The officer, identified as Eric Stillman, shot the teen less than one second after he appeared to have dropped a handgun.

About two-and-a-half minutes after the shooting, the body camera footage shows another officer shine a flashlight on a gun on the ground behind the fence near where Adam was shot. But it was not immediately clear, given the speed and nature of the videos, if Adam was holding the weapon leading up to the shooting.

A surveillance video from across the parking lot, though recorded from a distance, appears to show Adam make a tossing motion with his right hand behind the fence before turning to face the approaching officer, who then immediately fired the fatal shot.

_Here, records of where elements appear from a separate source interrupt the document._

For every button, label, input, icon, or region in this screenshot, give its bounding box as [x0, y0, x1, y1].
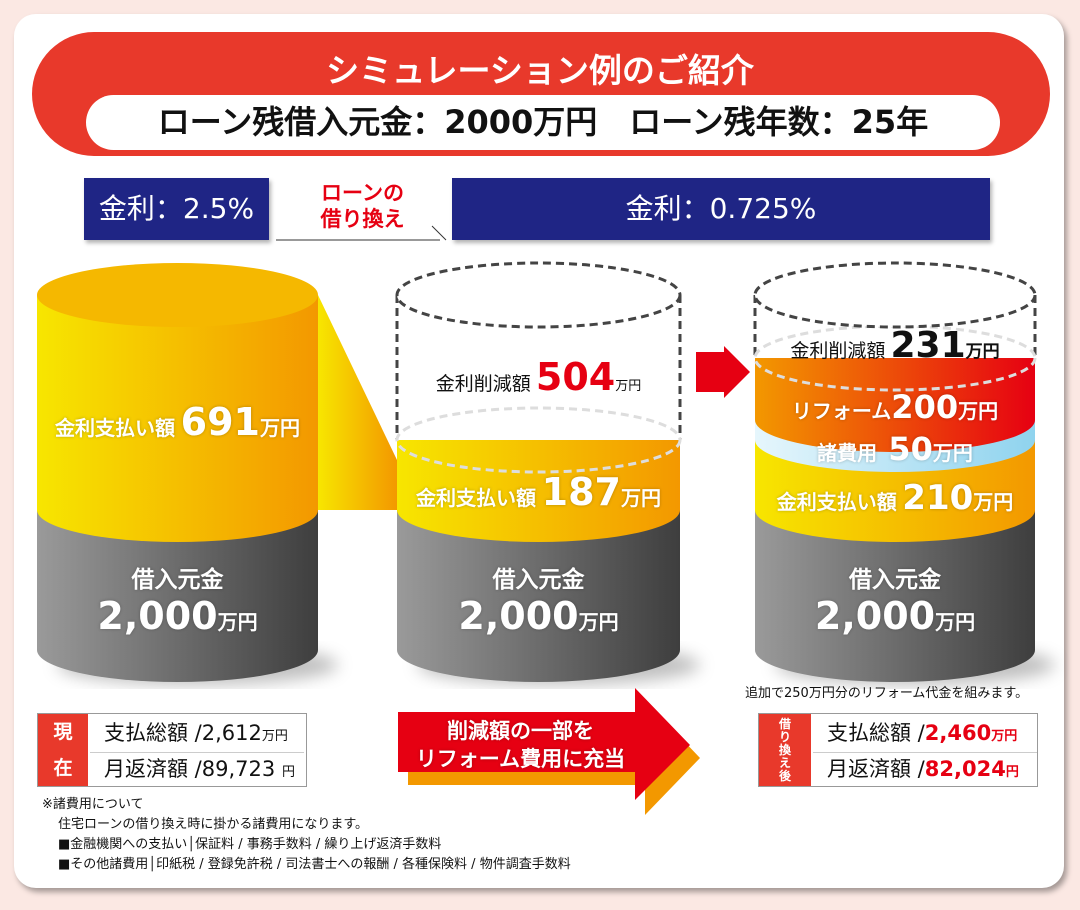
unit: 万円 [932, 441, 973, 465]
dashed-inner-ellipse [395, 406, 682, 474]
line2: リフォーム費用に充当 [415, 747, 626, 771]
unit: 万円 [615, 379, 642, 394]
unit: 万円 [973, 490, 1014, 514]
refinance-line2: 借り換え [320, 207, 405, 231]
label: 金利支払い額 [416, 486, 537, 510]
current-total: 支払総額 /2,612万円 [90, 714, 304, 753]
value: 2,000 [97, 594, 218, 638]
cyl2-principal: 借入元金 2,000万円 [397, 560, 680, 638]
cylinder-top [37, 263, 318, 327]
label: 金利削減額 [790, 340, 886, 362]
connector-wedge [318, 295, 397, 510]
cyl3-fees: 諸費用 50万円 [755, 430, 1035, 468]
fees-notes: ※諸費用について 住宅ローンの借り換え時に掛かる諸費用になります。 ■金融機関へ… [42, 795, 571, 875]
cyl1-interest: 金利支払い額 691万円 [37, 400, 318, 444]
label: 借入元金 [849, 567, 941, 593]
value: 2,612 [201, 721, 262, 745]
value: 691 [180, 400, 260, 444]
label: 金利支払い額 [776, 490, 897, 514]
rate-after: 金利：0.725% [452, 178, 990, 240]
cyl2-interest: 金利支払い額 187万円 [397, 470, 680, 514]
value: 82,024 [924, 757, 1006, 781]
dashed-top [395, 261, 682, 329]
unit: 万円 [991, 729, 1018, 744]
label: 借入元金 [492, 567, 585, 593]
cyl3-reform: リフォーム200万円 [755, 388, 1035, 426]
value: 231 [890, 325, 966, 366]
label: 月返済額 [104, 757, 188, 781]
principal-segment [37, 510, 318, 682]
cyl3-principal: 借入元金 2,000万円 [755, 560, 1035, 638]
cyl3-saving: 金利削減額 231万円 [755, 325, 1035, 366]
principal-segment [397, 510, 680, 682]
cyl3-interest: 金利支払い額 210万円 [755, 478, 1035, 518]
note-line: ■その他諸費用│印紙税 / 登録免許税 / 司法書士への報酬 / 各種保険料 /… [58, 857, 571, 872]
current-summary: 現在 支払総額 /2,612万円 月返済額 /89,723 円 [37, 713, 307, 787]
label: 支払総額 [104, 721, 188, 745]
after-tag: 借り換え後 [759, 714, 811, 786]
tag-text: 現在 [53, 721, 73, 779]
unit: 万円 [958, 399, 999, 423]
note-line: 住宅ローンの借り換え時に掛かる諸費用になります。 [58, 817, 369, 832]
connector-tick [431, 225, 447, 241]
note-heading: ※諸費用について [42, 797, 144, 812]
label: 月返済額 [827, 757, 911, 781]
unit: 万円 [259, 416, 300, 440]
label: 諸費用 [817, 441, 878, 465]
label: 支払総額 [827, 721, 911, 745]
label: 借入元金 [131, 567, 224, 593]
reform-segment [755, 358, 1035, 452]
right-arrow-icon [696, 346, 750, 398]
cyl1-principal: 借入元金 2,000万円 [37, 560, 318, 638]
rate-before: 金利：2.5% [84, 178, 269, 240]
dashed-top [753, 261, 1037, 329]
tag-text: 借り換え後 [778, 717, 791, 783]
dashed-outline [753, 295, 1037, 358]
refinance-label: ローンの 借り換え [300, 180, 425, 232]
dashed-outline [395, 295, 682, 440]
value: 504 [535, 355, 616, 399]
value: 200 [891, 388, 959, 426]
loan-conditions: ローン残借入元金：2000万円 ローン残年数：25年 [86, 95, 1000, 150]
line1: 削減額の一部を [447, 719, 594, 743]
label: 金利支払い額 [55, 416, 176, 440]
after-monthly: 月返済額 /82,024円 [827, 757, 1019, 781]
value: 89,723 [201, 757, 276, 781]
after-summary: 借り換え後 支払総額 /2,460万円 月返済額 /82,024円 [758, 713, 1038, 787]
unit: 万円 [620, 486, 661, 510]
cyl2-saving: 金利削減額 504万円 [397, 355, 680, 399]
interest-segment [37, 295, 318, 542]
unit: 円 [1005, 765, 1019, 780]
refinance-line1: ローンの [321, 181, 404, 205]
value: 210 [902, 478, 974, 518]
current-monthly: 月返済額 /89,723 円 [104, 757, 295, 781]
arrow-text: 削減額の一部をリフォーム費用に充当 [398, 717, 643, 773]
label: 金利削減額 [435, 373, 531, 395]
value: 50 [888, 430, 933, 468]
note-line: ■金融機関への支払い│保証料 / 事務手数料 / 繰り上げ返済手数料 [58, 837, 442, 852]
unit: 万円 [578, 610, 619, 634]
page-title: シミュレーション例のご紹介 [326, 51, 754, 90]
label: リフォーム [791, 399, 892, 423]
unit: 円 [281, 765, 295, 780]
value: 2,000 [458, 594, 579, 638]
after-note: 追加で250万円分のリフォーム代金を組みます。 [745, 686, 1029, 701]
value: 2,460 [924, 721, 992, 745]
after-total: 支払総額 /2,460万円 [813, 714, 1037, 753]
unit: 万円 [965, 342, 1000, 362]
arrow-shape [398, 688, 700, 815]
value: 2,000 [814, 594, 936, 638]
value: 187 [541, 470, 621, 514]
unit: 万円 [217, 610, 258, 634]
principal-segment [755, 510, 1035, 682]
interest-segment [397, 440, 680, 542]
current-tag: 現在 [38, 714, 88, 786]
unit: 万円 [261, 729, 288, 744]
unit: 万円 [935, 610, 976, 634]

"The individual, Mr. Toledo, that was trying to get rid of the gun, was doing in a way to conceal it from the officer, and you know, just looking at the video...I haven't spoken to the officer obviously, but I'm sure he did not see the disposal of the gun," said Herbert, who defended Jason VanDyke, the former Chicago police officer convicted of second-degree murder in the 2014 fatal shooting of LaQuan McDonald.

An attorney for the Toledo family said that the video showed Adam did not have a gun at the moment the officer shot him.

Herbert, who was a police officer himself, advised people to comply if they encounter an officer, explaining that if the "police wrong, you got plenty of avenues to challenge that."

"But if you don't comply... you're giving the police officers an opportunity to be scared, and that could have dire consequences..." he said.